Get Help Avoiding The Harsh Consequences Of A Criminal Conviction
If you face criminal charges in Texas, it is important you know the potential consequences. By hiring an experienced criminal law attorney, you can lessen those consequences to the greatest possible extent. At The Law Offices of James Angelino, I have a proven record of success handling criminal law matters for clients in Collin, Denton and Dallas counties and throughout surrounding areas.
Criminal Penalties In Texas
The Texas Penal Code provides punishments for the following type of offenses under Texas law.
- Class C: Up to a $500 fine
- Class B: Up to 180 days in the county jail, and up to a $2,000.00 fine
- Class A: Up to one year in the county jail, and up to a $4,000.00 fine
- While some people may not feel, misdemeanor offenses are serious – THEY ARE!
Why? Any criminal conviction may hinder your ability to find employment and/or affect your credit. For example – some apartment complexes may not rent to people with criminal convictions (even a misdemeanor), and we all know people who cannot get a job because a background check has revealed a prior offense. If this has happened to you, see our section on expunctions.

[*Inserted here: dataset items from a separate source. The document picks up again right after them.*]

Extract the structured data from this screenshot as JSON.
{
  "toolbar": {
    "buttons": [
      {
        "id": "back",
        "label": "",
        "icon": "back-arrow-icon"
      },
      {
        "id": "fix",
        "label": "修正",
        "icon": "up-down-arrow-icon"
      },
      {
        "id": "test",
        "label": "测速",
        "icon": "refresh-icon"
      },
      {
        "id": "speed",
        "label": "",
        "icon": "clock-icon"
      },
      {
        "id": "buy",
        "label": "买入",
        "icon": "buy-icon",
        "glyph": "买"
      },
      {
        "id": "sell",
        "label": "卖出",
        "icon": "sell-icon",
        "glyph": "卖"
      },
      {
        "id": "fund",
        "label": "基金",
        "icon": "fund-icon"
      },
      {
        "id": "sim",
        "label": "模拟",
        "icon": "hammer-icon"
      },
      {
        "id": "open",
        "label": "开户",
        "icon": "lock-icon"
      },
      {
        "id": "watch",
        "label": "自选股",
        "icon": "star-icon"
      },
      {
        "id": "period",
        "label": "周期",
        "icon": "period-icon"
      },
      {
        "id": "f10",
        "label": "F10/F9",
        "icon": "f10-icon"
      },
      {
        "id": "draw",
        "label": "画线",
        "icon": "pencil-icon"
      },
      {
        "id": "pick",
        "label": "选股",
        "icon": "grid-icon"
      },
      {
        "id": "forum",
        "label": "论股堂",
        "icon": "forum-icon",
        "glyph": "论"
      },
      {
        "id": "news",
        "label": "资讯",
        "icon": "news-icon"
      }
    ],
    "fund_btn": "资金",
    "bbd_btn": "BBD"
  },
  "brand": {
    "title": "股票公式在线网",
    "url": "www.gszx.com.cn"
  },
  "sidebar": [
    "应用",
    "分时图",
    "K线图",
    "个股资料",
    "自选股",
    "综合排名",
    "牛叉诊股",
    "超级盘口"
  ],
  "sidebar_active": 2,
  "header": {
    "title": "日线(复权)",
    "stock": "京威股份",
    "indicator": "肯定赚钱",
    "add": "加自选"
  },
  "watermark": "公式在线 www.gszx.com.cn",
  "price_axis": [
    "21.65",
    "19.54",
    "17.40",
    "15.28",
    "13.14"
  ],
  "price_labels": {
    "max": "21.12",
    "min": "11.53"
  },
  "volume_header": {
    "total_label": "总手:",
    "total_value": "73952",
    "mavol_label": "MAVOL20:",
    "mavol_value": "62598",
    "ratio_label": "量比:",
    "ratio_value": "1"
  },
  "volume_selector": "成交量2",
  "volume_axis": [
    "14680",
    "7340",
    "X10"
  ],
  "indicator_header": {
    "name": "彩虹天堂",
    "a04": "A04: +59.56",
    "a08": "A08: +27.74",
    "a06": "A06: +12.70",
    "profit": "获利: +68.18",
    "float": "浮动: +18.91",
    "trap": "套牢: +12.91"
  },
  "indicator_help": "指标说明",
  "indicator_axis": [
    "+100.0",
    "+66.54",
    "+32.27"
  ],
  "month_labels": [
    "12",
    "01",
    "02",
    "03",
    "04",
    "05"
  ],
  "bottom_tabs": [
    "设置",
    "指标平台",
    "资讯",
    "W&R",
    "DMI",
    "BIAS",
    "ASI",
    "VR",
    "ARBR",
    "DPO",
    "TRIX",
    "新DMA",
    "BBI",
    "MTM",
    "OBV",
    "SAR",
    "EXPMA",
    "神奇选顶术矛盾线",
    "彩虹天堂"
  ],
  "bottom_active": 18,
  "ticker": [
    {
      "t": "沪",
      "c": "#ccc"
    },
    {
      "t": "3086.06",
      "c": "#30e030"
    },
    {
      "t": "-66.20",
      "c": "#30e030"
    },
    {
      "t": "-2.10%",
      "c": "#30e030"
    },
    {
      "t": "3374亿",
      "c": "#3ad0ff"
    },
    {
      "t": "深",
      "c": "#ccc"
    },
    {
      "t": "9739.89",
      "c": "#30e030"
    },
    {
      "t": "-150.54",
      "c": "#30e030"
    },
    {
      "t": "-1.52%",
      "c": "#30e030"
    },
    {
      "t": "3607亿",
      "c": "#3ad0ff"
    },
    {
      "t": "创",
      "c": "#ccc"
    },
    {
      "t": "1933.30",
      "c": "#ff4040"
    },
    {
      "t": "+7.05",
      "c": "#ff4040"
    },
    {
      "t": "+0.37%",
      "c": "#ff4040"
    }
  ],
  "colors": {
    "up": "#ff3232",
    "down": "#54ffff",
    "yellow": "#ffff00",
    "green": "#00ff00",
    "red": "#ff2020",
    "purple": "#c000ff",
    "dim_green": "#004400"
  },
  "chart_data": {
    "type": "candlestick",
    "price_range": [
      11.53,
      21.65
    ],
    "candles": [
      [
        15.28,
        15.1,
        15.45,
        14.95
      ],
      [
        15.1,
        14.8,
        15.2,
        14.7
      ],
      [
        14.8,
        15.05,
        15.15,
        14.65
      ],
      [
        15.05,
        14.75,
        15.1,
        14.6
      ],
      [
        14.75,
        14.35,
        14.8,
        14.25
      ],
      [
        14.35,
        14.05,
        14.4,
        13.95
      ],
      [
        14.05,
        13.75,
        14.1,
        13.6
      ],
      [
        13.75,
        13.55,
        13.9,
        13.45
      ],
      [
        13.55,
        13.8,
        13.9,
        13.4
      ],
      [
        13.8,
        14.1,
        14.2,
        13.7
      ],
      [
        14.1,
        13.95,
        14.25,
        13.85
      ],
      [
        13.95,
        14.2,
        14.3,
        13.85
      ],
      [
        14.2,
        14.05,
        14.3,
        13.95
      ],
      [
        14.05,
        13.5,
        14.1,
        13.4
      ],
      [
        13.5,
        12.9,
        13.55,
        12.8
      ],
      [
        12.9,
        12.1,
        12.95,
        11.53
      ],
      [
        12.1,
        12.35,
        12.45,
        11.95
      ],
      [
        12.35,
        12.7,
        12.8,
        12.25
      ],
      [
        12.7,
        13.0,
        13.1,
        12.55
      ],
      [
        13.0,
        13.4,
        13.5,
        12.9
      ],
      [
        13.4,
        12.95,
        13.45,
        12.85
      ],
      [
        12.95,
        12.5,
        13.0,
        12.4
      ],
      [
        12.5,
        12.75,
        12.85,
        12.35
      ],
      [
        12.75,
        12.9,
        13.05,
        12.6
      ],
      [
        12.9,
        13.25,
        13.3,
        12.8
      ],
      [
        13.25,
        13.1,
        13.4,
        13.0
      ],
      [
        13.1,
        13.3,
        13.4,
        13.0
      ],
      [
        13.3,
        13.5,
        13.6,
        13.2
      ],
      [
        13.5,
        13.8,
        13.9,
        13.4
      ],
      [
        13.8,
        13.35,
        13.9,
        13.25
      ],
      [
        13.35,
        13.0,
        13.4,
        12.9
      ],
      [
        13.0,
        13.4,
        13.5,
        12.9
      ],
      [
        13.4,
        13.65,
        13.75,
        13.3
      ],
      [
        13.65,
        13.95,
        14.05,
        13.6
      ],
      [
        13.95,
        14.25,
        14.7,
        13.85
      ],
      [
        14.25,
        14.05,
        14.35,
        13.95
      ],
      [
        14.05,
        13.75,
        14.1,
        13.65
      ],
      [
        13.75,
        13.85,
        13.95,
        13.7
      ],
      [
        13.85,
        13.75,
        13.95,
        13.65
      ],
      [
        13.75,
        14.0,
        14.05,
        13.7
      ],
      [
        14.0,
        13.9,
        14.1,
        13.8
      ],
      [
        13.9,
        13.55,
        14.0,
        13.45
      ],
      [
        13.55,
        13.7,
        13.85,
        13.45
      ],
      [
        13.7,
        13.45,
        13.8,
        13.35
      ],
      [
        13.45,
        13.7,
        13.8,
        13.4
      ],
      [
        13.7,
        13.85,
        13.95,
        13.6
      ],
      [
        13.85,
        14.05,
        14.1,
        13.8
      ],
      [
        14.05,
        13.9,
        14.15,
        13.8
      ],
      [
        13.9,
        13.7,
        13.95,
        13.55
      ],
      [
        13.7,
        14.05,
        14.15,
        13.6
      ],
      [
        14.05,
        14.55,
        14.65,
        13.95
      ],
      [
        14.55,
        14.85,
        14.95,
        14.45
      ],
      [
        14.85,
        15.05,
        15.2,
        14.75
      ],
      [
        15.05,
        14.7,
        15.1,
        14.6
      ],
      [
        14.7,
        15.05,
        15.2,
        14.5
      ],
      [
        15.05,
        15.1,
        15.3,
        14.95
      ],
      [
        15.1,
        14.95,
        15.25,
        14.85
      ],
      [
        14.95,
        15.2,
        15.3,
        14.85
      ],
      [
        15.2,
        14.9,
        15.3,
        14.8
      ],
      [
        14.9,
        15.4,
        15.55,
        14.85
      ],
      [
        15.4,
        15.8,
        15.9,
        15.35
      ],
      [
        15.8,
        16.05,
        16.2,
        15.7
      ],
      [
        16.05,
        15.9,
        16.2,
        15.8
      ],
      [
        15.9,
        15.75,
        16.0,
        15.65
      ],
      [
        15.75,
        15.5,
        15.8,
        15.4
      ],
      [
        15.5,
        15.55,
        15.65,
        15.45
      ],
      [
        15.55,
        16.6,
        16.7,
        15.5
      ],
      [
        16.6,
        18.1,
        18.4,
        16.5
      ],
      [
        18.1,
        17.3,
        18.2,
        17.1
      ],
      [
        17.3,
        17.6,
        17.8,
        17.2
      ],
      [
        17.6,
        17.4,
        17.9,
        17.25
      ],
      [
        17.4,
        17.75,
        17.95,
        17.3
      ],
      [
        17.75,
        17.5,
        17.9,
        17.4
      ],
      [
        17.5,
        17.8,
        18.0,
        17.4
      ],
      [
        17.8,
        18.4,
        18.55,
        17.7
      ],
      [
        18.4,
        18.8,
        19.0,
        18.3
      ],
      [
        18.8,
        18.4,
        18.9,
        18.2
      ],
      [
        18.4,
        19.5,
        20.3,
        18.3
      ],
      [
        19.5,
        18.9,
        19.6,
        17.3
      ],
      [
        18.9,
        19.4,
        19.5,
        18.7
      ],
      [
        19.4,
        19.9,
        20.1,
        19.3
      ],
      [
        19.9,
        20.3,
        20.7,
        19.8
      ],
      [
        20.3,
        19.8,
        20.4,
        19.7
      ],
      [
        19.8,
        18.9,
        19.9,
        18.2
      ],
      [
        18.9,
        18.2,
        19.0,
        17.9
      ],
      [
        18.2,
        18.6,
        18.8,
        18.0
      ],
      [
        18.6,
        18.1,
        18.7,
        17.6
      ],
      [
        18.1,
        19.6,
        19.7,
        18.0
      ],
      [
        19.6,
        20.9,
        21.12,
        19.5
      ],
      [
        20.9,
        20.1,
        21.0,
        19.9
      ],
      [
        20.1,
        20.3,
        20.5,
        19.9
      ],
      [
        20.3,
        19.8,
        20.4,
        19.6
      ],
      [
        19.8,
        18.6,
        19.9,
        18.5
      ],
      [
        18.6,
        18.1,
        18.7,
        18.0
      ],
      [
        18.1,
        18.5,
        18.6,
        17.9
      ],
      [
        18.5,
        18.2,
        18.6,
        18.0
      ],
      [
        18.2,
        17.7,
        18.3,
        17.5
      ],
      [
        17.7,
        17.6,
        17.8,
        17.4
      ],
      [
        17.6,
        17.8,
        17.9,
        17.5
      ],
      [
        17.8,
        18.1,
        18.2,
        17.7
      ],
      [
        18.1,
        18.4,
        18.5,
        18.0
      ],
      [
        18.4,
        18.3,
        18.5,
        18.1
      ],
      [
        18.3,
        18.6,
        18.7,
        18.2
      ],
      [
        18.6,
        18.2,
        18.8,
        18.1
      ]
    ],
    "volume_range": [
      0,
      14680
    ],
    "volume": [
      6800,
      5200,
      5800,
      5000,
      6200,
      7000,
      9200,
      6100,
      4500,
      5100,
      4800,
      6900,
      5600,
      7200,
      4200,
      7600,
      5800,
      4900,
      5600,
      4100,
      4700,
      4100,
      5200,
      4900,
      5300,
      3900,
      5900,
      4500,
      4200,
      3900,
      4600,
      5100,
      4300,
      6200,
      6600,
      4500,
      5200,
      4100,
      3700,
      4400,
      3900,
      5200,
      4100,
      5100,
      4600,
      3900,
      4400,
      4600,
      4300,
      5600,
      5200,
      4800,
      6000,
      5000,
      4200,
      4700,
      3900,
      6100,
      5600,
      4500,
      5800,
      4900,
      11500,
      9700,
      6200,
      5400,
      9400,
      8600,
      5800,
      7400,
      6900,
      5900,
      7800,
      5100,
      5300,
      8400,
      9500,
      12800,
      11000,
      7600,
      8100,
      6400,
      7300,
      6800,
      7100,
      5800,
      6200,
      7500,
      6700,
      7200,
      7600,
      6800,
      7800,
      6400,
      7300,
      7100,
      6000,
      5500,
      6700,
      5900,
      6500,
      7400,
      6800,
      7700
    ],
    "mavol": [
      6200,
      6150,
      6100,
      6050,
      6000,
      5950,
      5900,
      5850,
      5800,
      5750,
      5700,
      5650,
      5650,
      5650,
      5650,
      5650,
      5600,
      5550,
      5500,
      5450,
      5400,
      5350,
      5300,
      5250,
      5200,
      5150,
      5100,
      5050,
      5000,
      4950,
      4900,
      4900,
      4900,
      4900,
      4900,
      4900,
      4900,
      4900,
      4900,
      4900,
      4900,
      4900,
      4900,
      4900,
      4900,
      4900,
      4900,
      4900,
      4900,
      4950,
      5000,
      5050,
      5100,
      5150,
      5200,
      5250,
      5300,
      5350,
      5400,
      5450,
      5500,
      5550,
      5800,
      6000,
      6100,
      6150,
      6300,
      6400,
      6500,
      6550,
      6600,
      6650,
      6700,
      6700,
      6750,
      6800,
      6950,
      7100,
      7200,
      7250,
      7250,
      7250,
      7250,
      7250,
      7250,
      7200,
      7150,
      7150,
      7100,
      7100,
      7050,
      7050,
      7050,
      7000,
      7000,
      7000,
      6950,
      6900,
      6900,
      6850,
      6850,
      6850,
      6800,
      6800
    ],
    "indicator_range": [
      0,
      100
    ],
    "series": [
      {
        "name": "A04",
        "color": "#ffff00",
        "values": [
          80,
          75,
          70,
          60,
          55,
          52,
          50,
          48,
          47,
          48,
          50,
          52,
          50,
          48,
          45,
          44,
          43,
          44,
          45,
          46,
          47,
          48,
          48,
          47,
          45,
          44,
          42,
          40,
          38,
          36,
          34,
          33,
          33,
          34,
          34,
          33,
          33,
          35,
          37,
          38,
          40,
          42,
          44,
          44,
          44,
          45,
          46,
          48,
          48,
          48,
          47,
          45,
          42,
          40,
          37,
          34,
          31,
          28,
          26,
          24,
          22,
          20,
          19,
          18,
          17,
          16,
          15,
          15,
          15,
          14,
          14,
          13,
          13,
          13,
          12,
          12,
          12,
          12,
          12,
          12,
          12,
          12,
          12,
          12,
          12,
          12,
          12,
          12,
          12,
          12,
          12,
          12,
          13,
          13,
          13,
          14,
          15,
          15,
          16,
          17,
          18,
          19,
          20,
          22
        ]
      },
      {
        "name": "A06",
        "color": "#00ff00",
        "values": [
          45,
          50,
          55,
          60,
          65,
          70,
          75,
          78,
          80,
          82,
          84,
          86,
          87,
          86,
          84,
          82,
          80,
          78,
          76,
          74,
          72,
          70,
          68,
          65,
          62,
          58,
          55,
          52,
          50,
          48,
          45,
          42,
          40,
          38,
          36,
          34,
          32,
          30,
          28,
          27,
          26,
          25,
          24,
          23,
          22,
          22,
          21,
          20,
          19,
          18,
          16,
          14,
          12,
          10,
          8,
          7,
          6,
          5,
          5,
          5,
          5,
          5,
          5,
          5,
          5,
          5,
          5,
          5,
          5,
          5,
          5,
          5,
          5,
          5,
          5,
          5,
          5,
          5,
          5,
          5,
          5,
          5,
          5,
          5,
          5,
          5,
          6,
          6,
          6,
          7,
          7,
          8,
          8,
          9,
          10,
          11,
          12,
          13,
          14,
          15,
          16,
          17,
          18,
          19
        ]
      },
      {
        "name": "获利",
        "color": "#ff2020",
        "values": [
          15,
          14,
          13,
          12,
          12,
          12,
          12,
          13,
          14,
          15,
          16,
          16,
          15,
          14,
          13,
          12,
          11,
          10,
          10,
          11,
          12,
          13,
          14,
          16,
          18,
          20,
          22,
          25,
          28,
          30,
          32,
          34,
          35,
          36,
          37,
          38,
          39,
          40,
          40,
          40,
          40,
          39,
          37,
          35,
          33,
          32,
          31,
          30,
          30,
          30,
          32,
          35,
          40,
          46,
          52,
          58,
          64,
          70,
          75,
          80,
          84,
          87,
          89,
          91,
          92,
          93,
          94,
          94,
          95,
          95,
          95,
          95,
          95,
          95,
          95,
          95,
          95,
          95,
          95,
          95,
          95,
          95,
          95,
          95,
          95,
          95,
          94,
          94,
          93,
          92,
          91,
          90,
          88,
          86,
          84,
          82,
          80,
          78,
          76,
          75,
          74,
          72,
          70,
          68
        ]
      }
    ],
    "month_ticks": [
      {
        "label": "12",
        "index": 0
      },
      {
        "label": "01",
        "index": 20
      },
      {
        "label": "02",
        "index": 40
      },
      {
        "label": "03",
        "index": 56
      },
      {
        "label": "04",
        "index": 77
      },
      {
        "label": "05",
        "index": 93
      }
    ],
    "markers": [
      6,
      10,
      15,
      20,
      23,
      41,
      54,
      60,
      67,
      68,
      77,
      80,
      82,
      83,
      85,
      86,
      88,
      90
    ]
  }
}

In addition to that, if an assault family violence charge carries with it an affirmative finding of family violence, there are much stiffer consequences. What that means is – even if a defendant accepts a deferred probation, they will always have an affirmative finding. Therefore, any future act of family violence will automatically be enhanced to a Third-Degree Felony. It will also prohibit the ability of a person to carry a firearm and possibly keep them out of the military.
- State Jail Felony: 180 days to two years in state jail, and up to $10,000.00 fine
- Third-Degree Felony: Two years to 10 years in prison, and up to $10,000.00 fine
- Second-Degree Felony: Two years to 20 years in prison, and up to $10,000.00 fine
- First-Degree Felony: Five years to 99 years in prison, and up to $10,000.00 fine
- Capital Felony: Life in prison without parole – or DEATH
The consequences of a felony conviction are quite severe. You will forever be labeled a convicted felon. As a convicted felon, it will be extremely hard to find a decent job, which will make the ability to provide for you and your family very difficult. You will not be able to own or possess a firearm, and you will no longer be able to vote.
Additionally, if you go to the penitentiary, any future action may be enhanced. In other words, the law provides stiffer punishment ranges for repeat offenders and habitual offenders. For example, if you have one pen trip and commit a Third-Degree Felony, that new offense can be enhanced to a Second-Degree Felony. If you have two prior pen trips, you are considered a habitual offender, which means you would face 25 years to life in the Texas Department of Corrections for a first, second, or third-degree felony. If you have a prior felony conviction in which you received probation and commit another felony, you are no longer eligible to receive probation from a jury.